Without knowing what language you're using I am unsure whether or not the syntax is correct.
This should match all of your groups with very few false positives:
/\(?([0-9]{3})\)?([ .-]?)([0-9]{3})\2([0-9]{4})/
The groups you will be interested in after the match are groups 1, 3, and 4. Group 2 exists only to make sure the first and second separator characters
, .
, or -
are the same.
For example a sed command to strip the characters and leave phone numbers in the form 123456789:
sed "s/(\{0,1\}\([0-9]\{3\}\))\{0,1\}\([ .-]\{0,1\}\)\([0-9]\{3\}\)\2\([0-9]\{4\}\)/\1\3\4/"
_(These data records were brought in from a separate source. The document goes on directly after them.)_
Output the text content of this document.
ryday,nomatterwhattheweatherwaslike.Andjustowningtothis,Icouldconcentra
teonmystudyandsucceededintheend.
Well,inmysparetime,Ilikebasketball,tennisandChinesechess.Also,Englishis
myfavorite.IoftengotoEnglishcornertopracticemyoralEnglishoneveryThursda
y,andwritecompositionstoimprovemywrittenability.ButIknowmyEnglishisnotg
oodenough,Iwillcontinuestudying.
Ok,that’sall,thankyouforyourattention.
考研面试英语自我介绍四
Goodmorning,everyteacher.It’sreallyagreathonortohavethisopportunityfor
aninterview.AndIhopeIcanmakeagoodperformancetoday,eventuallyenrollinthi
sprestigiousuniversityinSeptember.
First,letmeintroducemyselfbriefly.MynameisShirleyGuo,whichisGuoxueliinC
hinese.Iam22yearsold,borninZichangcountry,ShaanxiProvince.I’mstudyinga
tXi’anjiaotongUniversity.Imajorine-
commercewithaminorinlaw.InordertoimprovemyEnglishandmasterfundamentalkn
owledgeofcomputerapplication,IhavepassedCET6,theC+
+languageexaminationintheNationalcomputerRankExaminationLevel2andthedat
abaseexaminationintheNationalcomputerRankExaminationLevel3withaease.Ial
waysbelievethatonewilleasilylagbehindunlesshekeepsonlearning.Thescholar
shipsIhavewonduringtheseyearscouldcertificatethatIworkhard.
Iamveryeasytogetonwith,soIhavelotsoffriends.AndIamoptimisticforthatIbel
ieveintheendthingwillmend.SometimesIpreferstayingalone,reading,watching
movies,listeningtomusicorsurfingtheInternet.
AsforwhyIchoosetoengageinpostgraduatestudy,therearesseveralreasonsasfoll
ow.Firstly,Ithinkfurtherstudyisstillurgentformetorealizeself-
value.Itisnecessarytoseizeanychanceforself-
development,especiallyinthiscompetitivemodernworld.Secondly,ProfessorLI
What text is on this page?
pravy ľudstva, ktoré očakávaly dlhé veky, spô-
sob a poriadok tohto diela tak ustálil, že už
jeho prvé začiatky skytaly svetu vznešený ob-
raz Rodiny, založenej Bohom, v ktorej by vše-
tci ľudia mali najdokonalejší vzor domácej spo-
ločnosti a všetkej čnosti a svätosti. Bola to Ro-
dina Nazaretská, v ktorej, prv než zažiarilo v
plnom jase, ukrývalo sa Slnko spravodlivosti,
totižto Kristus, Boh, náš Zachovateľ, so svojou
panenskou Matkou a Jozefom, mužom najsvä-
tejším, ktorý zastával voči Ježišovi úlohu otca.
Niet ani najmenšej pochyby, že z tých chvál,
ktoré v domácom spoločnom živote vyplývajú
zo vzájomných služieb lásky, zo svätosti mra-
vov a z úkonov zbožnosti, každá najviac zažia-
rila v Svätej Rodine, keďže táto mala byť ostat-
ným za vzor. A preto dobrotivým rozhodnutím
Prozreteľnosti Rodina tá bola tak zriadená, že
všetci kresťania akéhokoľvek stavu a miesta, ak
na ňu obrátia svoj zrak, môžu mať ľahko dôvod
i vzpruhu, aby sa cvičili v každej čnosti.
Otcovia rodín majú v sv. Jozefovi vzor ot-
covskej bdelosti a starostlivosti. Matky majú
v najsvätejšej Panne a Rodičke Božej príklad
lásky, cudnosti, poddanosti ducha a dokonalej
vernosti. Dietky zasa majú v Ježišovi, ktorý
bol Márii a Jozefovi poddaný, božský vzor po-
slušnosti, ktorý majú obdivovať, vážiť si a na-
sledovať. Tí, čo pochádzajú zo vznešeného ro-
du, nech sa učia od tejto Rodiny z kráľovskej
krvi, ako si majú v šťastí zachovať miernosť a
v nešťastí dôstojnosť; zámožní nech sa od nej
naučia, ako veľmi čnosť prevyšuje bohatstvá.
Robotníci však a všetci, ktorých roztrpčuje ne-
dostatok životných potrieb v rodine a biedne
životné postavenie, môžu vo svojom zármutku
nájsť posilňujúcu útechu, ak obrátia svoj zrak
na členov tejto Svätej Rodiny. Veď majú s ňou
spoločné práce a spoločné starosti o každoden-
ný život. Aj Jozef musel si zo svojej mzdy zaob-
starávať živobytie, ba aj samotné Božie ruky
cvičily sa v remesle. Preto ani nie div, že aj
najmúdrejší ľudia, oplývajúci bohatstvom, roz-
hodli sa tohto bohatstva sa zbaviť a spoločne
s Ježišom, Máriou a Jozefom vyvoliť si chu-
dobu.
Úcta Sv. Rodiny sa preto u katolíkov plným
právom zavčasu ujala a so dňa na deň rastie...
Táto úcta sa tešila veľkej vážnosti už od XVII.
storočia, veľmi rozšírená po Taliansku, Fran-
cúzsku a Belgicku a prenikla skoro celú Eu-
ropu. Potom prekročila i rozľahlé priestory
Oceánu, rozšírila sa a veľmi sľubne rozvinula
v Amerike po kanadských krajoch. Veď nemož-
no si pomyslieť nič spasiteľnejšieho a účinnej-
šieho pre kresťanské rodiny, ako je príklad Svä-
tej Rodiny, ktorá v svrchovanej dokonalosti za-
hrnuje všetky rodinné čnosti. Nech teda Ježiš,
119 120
Here are the false positives of my expression:
- (123)456789
- (123456789
- (123 456 789
- (123.456.789
- (123-456-789
- 123)456789
- 123) 456 789
- 123).456.789
- 123)-456-789
Breaking up the expression into two parts, one that matches with parenthesis and one that does not will eliminate all of these false positives except for the first one:
/\(([0-9]{3})\)([ .-]?)([0-9]{3})\2([0-9]{4})|([0-9]{3})([ .-]?)([0-9]{3})\5([0-9]{4})/
Groups 1, 3, and 4 or 5, 7, and 8 would matter in this case.